Segal also traversed plenty of sonic terrain before reverting to DNA type.
“I started from jazz,” says the bassman. “I studied jazz at the Rubin Academy [of Music and Dance in Jerusalem].”
He may have immersed himself in the improvisatory dynamics of the music spawned in New Orleans, but Segal was always keen to explore the gray matter to be found in the margins. “I wasn’t necessarily interested in mainstream jazz, you know, bebop and all that. I was drawn to the jazz harmonies and the spirit of jazz, and to fusing that with other things.”
The guitarist received a significant push in the requisite direction around 20 years, when a friend played him some music by Turkish guitarist Erkan Ögur.
And that was that.
Segal adds that his genre transition was not, in fact, a particularly sharp departure. “There is, of course, improvisation in jazz, and all the music of the eastern Mediterranean basin is largely built on improvisation.”
Indeed, on the fly creation is part and parcel of roots music from this part of the world. “Any player can produce a taqsim [improvisational introduction] lasting five to 10 minutes. And that’s all spontaneous.”
Raba and Segal will be joined by four other instrumentalists at Beit Avi Chai, including ney – Persian flute – player Yogev Levy, percussionists Yishai Afterman and Roi Freedman, and qanoun (zither) player Ariel Kasis, with Dvir Cohen-Iraqi and Ilan Damari responsible for the vocal input.

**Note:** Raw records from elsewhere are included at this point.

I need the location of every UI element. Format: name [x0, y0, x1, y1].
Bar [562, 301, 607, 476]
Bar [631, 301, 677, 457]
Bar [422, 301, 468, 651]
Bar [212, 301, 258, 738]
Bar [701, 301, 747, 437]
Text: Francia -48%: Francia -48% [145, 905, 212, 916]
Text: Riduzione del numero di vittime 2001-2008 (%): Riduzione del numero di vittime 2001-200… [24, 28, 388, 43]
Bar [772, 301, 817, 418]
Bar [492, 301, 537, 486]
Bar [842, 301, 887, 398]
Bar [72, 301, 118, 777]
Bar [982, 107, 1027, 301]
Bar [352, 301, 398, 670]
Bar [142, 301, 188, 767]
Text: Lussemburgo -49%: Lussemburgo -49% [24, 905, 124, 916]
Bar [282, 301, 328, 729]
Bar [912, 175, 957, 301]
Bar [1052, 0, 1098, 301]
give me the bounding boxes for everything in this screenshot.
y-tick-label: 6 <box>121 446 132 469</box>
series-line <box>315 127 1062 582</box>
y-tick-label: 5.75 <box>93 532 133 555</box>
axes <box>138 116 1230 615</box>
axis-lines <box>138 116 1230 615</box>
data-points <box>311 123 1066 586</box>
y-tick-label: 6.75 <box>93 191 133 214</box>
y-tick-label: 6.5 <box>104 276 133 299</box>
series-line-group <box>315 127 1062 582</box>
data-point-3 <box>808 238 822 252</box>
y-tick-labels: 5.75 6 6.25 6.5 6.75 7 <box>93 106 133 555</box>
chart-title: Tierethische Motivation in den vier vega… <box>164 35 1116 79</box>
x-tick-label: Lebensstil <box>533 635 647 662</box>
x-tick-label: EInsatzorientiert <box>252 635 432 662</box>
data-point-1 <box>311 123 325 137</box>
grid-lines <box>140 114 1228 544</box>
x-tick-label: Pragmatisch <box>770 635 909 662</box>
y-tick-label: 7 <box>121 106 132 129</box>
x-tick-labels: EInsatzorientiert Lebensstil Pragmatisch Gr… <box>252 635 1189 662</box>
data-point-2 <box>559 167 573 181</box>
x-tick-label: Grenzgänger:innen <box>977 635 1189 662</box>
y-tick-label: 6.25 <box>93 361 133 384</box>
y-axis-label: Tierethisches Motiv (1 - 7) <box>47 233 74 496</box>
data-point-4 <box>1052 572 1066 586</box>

The show will feature material from the group’s sophomore release, which is gradually taking place.
“We will play some things we have never performed before in this kind of format,” says Segal. “We are still feeling our way with the new CD, but the concert repertoire will offer some kind of indication as to which way we are heading with the new album.”
The musicians may not be entirely sure about the wind direction of the incipient project, but when it comes to improvising in real time, it always helps to enjoy a generous comfort zone with your comrades in creative arms.
“Yaniv and I have known each other for about 15 years, and the Luvim started back in 2010,” says Segal.
Raba says that he and his colleagues and, for that matter, anyone putting out Jewish music with a Libyan slant enjoy a great deal of freedom.
“There is no clear-cut Libyan music. You can’t really point to something and say it is Libyan music. Libyan music is characterized by the wide collection of colors it incorporates. Ninety percent of Libya is made up of tribes. And, in terms of geography, it borders on Egypt, the Sahara and Sudan, and the Turks ruled the country for 400-500 years. There are many colors and styles in Libyan music,” he explains.
While that may sound intricate and even a little daunting, Raba says the eclectic derivative lines that run through his paternal musical heritage only serve to push him, Segal and the rest of the band members ever further along their musical continuum.
“There are so many motifs, and we had to differentiate each piyut, and look at the influences on each one. They could be Egyptian-Arabic influences or Turkish.
You might hear an African rhythm or something more from the desert, from the Sahara. We wanted to maintain some kind of line that characterizes the whole band,” he says.
That enriches the sonic substrata but also keeps Raba and Segal on their professional toes.
“It’s great and good fun, but it’s also very complicated,” Raba adds. “You have to find the right musicians for each work. There are different ways of playing and different forms of expression. It’s challenging, but we love it.”
Tuesday’s offering will also be enhanced by the appearance of TV personality Guy Zoaretz and megastar rocker Sakharof, who played on Nedudim and has paid his dues across various ethnic musical tracts for some years now.